I really appreciate you jumping with a comment on here. Altho what you are saying about the real Zondas makes only partial sense in term of what constitutes production and cars being made, what I really would like to thank you about is, that finally someone pointed me in the right direction to buy the least expensive LCD Huayra Roadster out there, while also putting an exact number on the price they paid.
About this particular model, it is one that I DO own and I am holding in my hands right now, next to the AutoArt Huayra Roadster, which I just received yesterday. (Since you have demonstrated the tendency to somewhat doubt my statements, I would have loved to add a picture with my comment, but there is no such options)
This is a well written review, which flatters a rather mediocre model, which stands no chance next to the corresponding piece from AutoArt. I don’t remember how many years back I bought it, but it was shortly after it came out. and shipped to me it totaled something in the neighborhood of $100. I got it instead of the AutoArt, exactly because of sugarcoated reviews like this one. Which is why I take issue with that other comparison.
Now I just have to wait a month for my LCD model (available only in white for under $200 plus shipping) to arrive and we can have some Three Way Battle Royale of the brands offering a Huayra.
Thanks again for the Aliexpress tip.
Looking forward to your comparative, glad to be of help.
Sorry, in defense of livecarmodel.com I have been its customer and is one of the best model sites if you live outside US / Europe and understand how they work: they have a big catalog, obviously they operate like a distributors network, because the models are shipped directly from China.
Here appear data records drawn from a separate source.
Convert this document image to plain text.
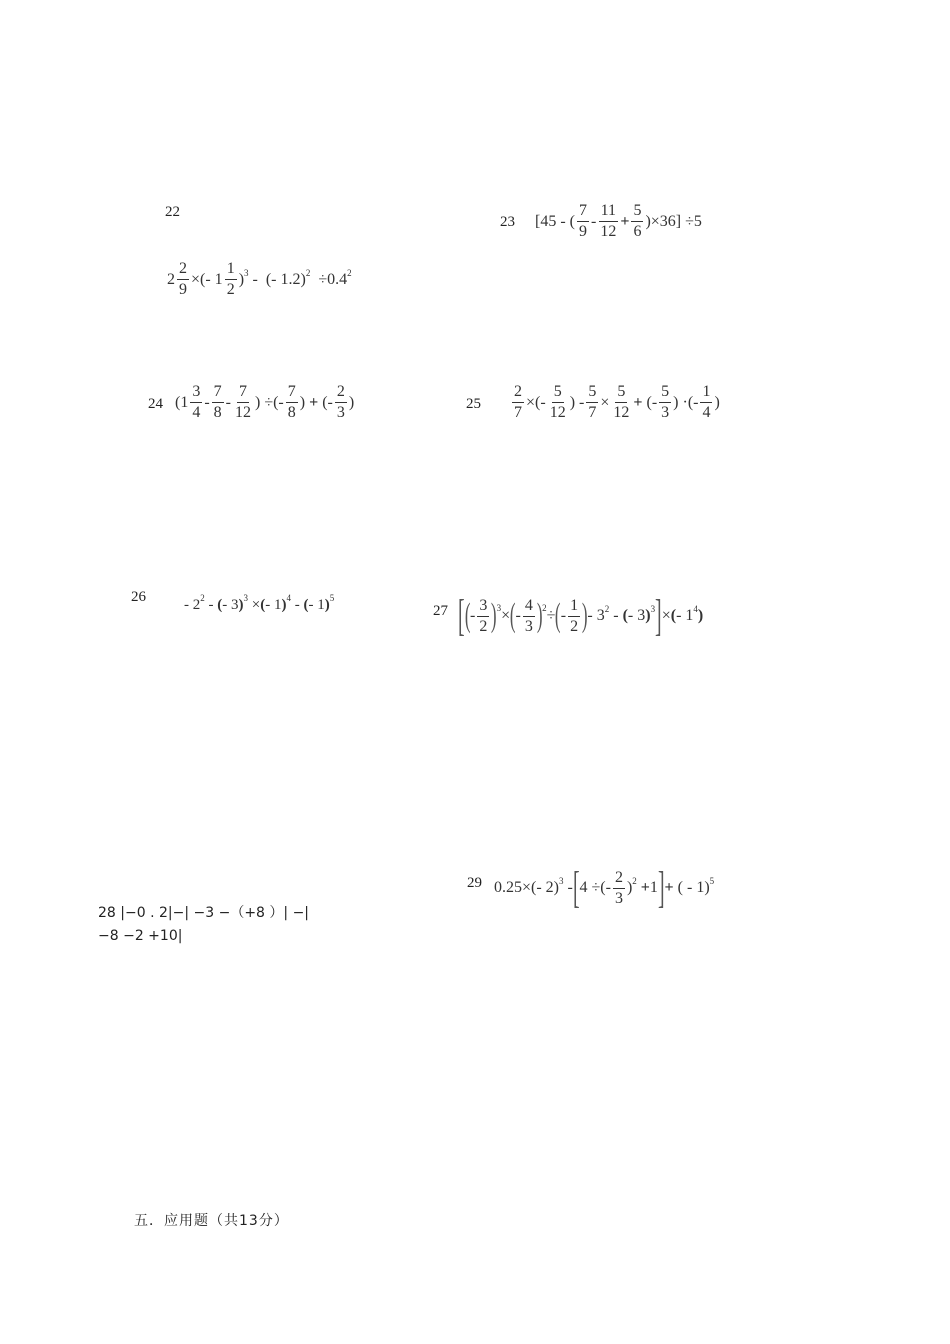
22
$2 \frac{2}{9}$ ×(- $1 \frac{1}{2} )^3$ -  (- $1.2)^2 \div 0.4^2$
23 [45 - ( $\frac{7}{9} - \frac{11}{12} + \frac{5}{6} )\times 36] \div 5$
24 ($1 \frac{3}{4} - \frac{7}{8} - \frac{7}{12}$ ) ÷(- $\frac{7}{8}$ ) + (- $\frac{2}{3}$ )	$25 \frac{2}{7}$ ×(- $\frac{5}{12}$ ) - $\frac{5}{7} \times \frac{5}{12}$ + (- $\frac{5}{3}$ ) ·(- $\frac{1}{4}$ )
26	- $2^2$ - (- 3)$^3$ ×(- 1)$^4$ - (- 1)$^5$
27 [ ( - $\frac{3}{2} )^3$ × ( - $\frac{4}{3} )^2$ ÷ ( - $\frac{1}{2}$ ) - $3^2$ - (- 3)$^3$ ] ×(- $1^4$)
28 |−0 . 2|−| −3 −（+8 ）| −|
−8 −2 +10|
29 0.25×(- 2)$^3$ - [ 4 ÷(- $\frac{2}{3} )^2 +1$ ] + ( - 1)$^5$
五．应用题（共13分）
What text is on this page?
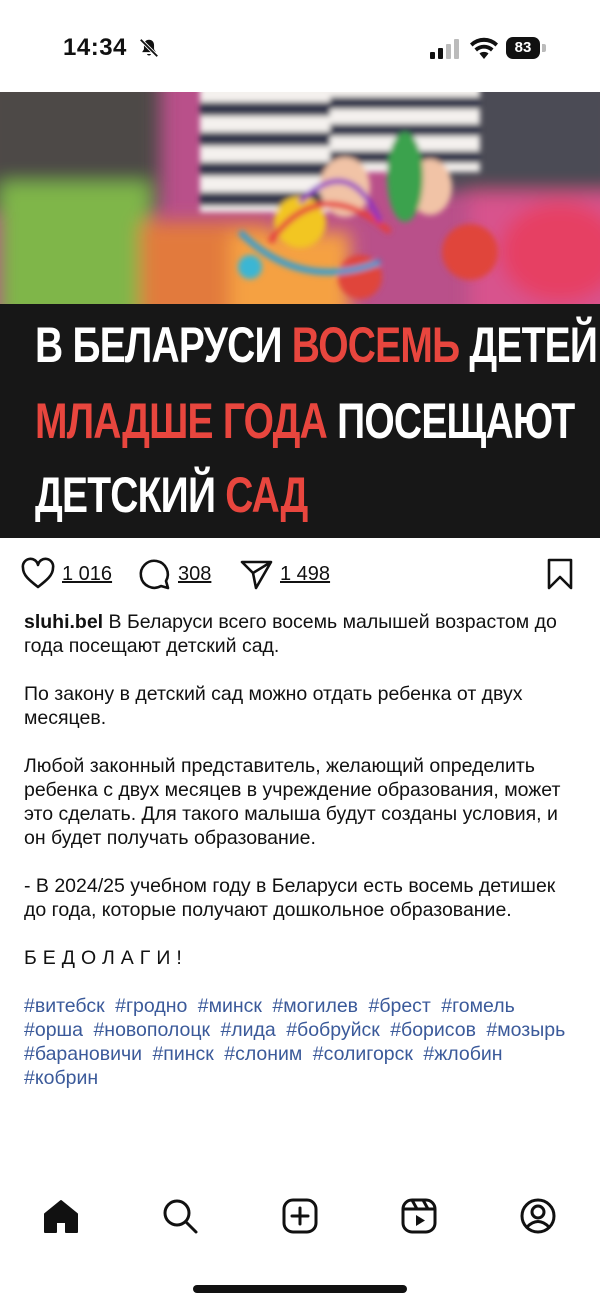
14:34	83
В БЕЛАРУСИ ВОСЕМЬ ДЕТЕЙ
МЛАДШЕ ГОДА ПОСЕЩАЮТ
ДЕТСКИЙ САД
1 016	308	1 498

sluhi.bel В Беларуси всего восемь малышей возрастом до года посещают детский сад.

По закону в детский сад можно отдать ребенка от двух месяцев.

Любой законный представитель, желающий определить ребенка с двух месяцев в учреждение образования, может это сделать. Для такого малыша будут созданы условия, и он будет получать образование.

- В 2024/25 учебном году в Беларуси есть восемь детишек до года, которые получают дошкольное образование.

БЕДОЛАГИ!

#витебск #гродно #минск #могилев #брест #гомель #орша #новополоцк #лида #бобруйск #борисов #мозырь #барановичи #пинск #слоним #солигорск #жлобин #кобрин
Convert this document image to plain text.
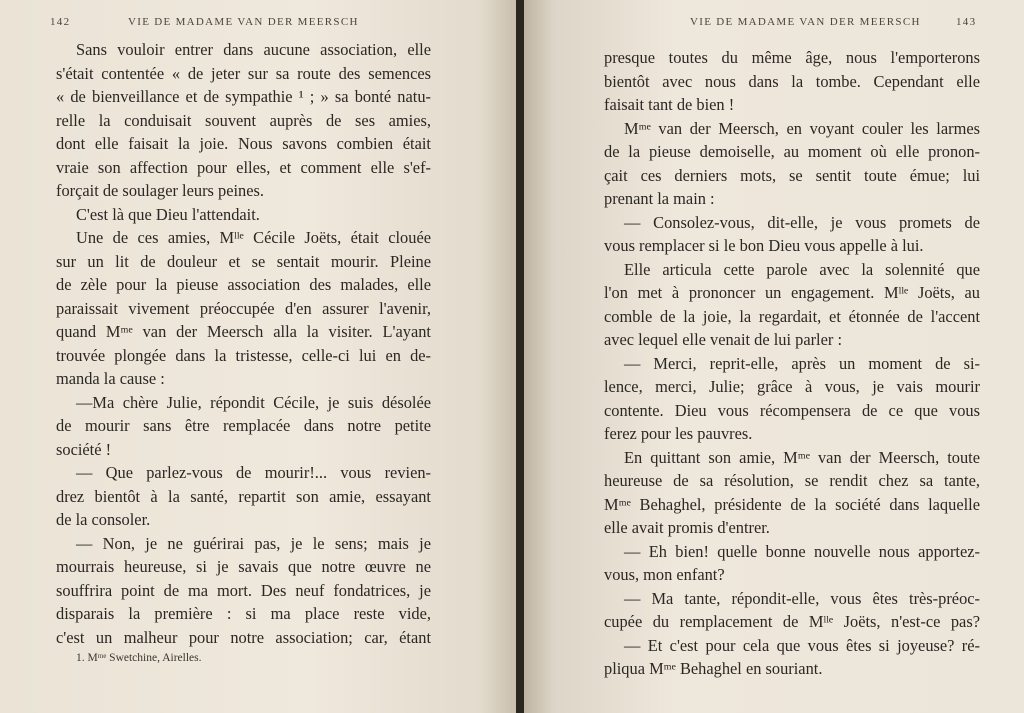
142	VIE DE MADAME VAN DER MEERSCH
Sans vouloir entrer dans aucune association, elle
s'était contentée « de jeter sur sa route des semences
« de bienveillance et de sympathie ¹ ; » sa bonté natu-
relle la conduisait souvent auprès de ses amies,
dont elle faisait la joie. Nous savons combien était
vraie son affection pour elles, et comment elle s'ef-
forçait de soulager leurs peines.
C'est là que Dieu l'attendait.
Une de ces amies, Mˡˡᵉ Cécile Joëts, était clouée
sur un lit de douleur et se sentait mourir. Pleine
de zèle pour la pieuse association des malades, elle
paraissait vivement préoccupée d'en assurer l'avenir,
quand Mᵐᵉ van der Meersch alla la visiter. L'ayant
trouvée plongée dans la tristesse, celle-ci lui en de-
manda la cause :
—Ma chère Julie, répondit Cécile, je suis désolée
de mourir sans être remplacée dans notre petite
société !
— Que parlez-vous de mourir!... vous revien-
drez bientôt à la santé, repartit son amie, essayant
de la consoler.
— Non, je ne guérirai pas, je le sens; mais je
mourrais heureuse, si je savais que notre œuvre ne
souffrira point de ma mort. Des neuf fondatrices, je
disparais la première : si ma place reste vide,
c'est un malheur pour notre association; car, étant
1. Mᵐᵉ Swetchine, Airelles.
VIE DE MADAME VAN DER MEERSCH	143
presque toutes du même âge, nous l'emporterons
bientôt avec nous dans la tombe. Cependant elle
faisait tant de bien !
Mᵐᵉ van der Meersch, en voyant couler les larmes
de la pieuse demoiselle, au moment où elle pronon-
çait ces derniers mots, se sentit toute émue; lui
prenant la main :
— Consolez-vous, dit-elle, je vous promets de
vous remplacer si le bon Dieu vous appelle à lui.
Elle articula cette parole avec la solennité que
l'on met à prononcer un engagement. Mˡˡᵉ Joëts, au
comble de la joie, la regardait, et étonnée de l'accent
avec lequel elle venait de lui parler :
— Merci, reprit-elle, après un moment de si-
lence, merci, Julie; grâce à vous, je vais mourir
contente. Dieu vous récompensera de ce que vous
ferez pour les pauvres.
En quittant son amie, Mᵐᵉ van der Meersch, toute
heureuse de sa résolution, se rendit chez sa tante,
Mᵐᵉ Behaghel, présidente de la société dans laquelle
elle avait promis d'entrer.
— Eh bien! quelle bonne nouvelle nous apportez-
vous, mon enfant?
— Ma tante, répondit-elle, vous êtes très-préoc-
cupée du remplacement de Mˡˡᵉ Joëts, n'est-ce pas?
— Et c'est pour cela que vous êtes si joyeuse? ré-
pliqua Mᵐᵉ Behaghel en souriant.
So if you pay a cheap delivery it will take months to arrive if you use express delivery with UPS even me that live in Argentina the ass of the World receive my models within 15-20 days.
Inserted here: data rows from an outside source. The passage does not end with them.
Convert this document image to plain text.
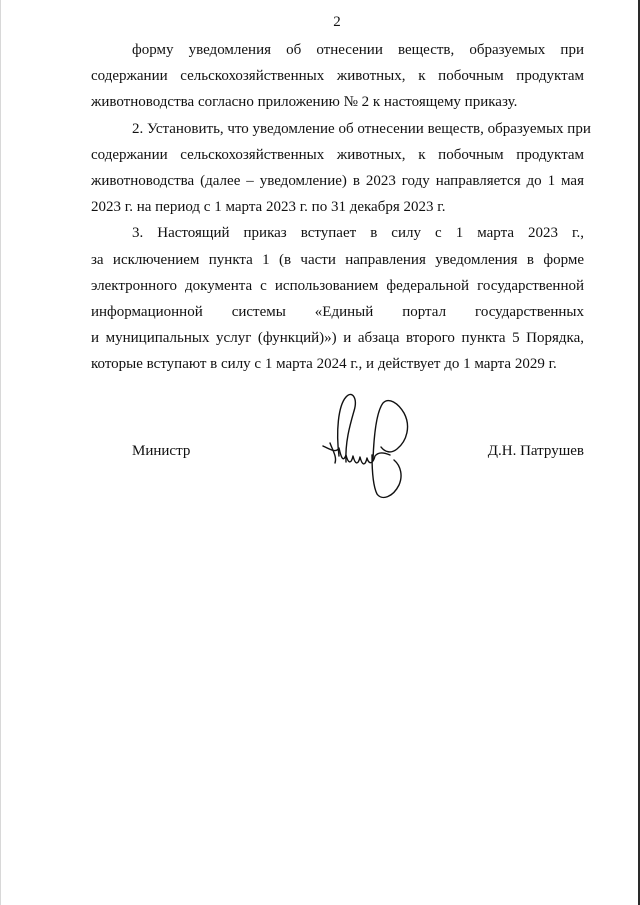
2
форму уведомления об отнесении веществ, образуемых при
содержании сельскохозяйственных животных, к побочным продуктам
животноводства согласно приложению № 2 к настоящему приказу.
2. Установить, что уведомление об отнесении веществ, образуемых при
содержании сельскохозяйственных животных, к побочным продуктам
животноводства (далее – уведомление) в 2023 году направляется до 1 мая
2023 г. на период с 1 марта 2023 г. по 31 декабря 2023 г.
3. Настоящий приказ вступает в силу с 1 марта 2023 г.,
за исключением пункта 1 (в части направления уведомления в форме
электронного документа с использованием федеральной государственной
информационной системы «Единый портал государственных
и муниципальных услуг (функций)») и абзаца второго пункта 5 Порядка,
которые вступают в силу с 1 марта 2024 г., и действует до 1 марта 2029 г.
Министр	Д.Н. Патрушев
And yes stock informed is innacurate I ordered a BBR Ferrari SF90 Rosso fiorano limited in January with apparently “stock 5” and a couple of days later my order was cancelled, my money come back , yes they need to improve this, or like I finally learnt e-mail them before buying.
But they can find for you models completely out of stock everywhere and this is vastly better than buying in ebay where all kind of scammers exist.
Thank you for your comment, however their prices are absurd (often double what it is on other sites like FiveDiecast and DiecastModelsWholesale) and the “15-20 day shipping” rarely gets there in the 15-20 days. Moreover, they pushed out when they could actually ship this model by two months because of some “delay with their vendor” or something like that. And as you said, the amount of models in stock isn’t what it really is. They let us order a model that they didn’t even have without getting back to us. Meaning, over a month passed before WE had to call THEM.
Granted, the shipping is probably much smoother from China to Europe than China to the US. So I get your point there and would agree. Thanks for taking the time to read the review – cheers.